Fire Fighting Cost Cuts
Despite the wildfires that spread across the Valencia region last summer a decision has been made by Spain’s Ministry of the environment not to actually renew the contracts on some fire fighting aircraft.
The CL-215’s are the largest fire fighting aircraft of the fleet of 22 in Alicante and are often referred to as the ‘flying boats’. They have become a popular sight when there are any wild fires as they can scoop up water from the sea and lakes and head off to tackle the fires head on.
Federico Ramos, the Secretary of State for the Environment has categorically denied that the non-renewal of the contract was a cost cutting exercise. He went on to explain that the decision was about ‘retiring’ old equipment in favour of newer modern equipment better equipped to fight the fires.
These planes are actually the Canadair CL-215 and have numerous nicknames like the ‘flying boat’ or the ‘scooper’. They were designed to fly at low speeds, capable of flying in strong gusting winds and can land and take-off from short and often unpaved strips.
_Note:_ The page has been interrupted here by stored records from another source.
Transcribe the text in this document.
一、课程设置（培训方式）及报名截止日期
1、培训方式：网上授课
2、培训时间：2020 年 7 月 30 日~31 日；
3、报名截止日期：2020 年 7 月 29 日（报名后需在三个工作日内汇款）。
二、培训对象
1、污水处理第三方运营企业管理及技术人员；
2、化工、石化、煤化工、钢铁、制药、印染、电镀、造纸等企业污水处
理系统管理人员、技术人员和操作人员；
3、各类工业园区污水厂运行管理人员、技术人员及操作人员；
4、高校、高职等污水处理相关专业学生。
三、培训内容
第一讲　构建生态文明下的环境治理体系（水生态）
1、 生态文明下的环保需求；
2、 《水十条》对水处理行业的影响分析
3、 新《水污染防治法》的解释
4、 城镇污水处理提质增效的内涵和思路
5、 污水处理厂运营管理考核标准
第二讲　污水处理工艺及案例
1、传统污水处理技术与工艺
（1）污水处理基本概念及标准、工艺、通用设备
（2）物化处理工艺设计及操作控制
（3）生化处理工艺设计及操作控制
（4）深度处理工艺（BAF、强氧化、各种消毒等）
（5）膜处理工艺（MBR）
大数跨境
Budget cuts for fighting fires in the Valencia / Alicante regions is a sore point, especially as the deaths of two people in 2012 during a fire at La Torre de les Maçanes, which desolated some 600 hectares, was put down to cutting costs.
Sources state that the budget allocated to the maintenance and new infrastructure for prevention of forest fires was 13.7 million euro, whereas in 2012 it had been slashed to just 4.7 million.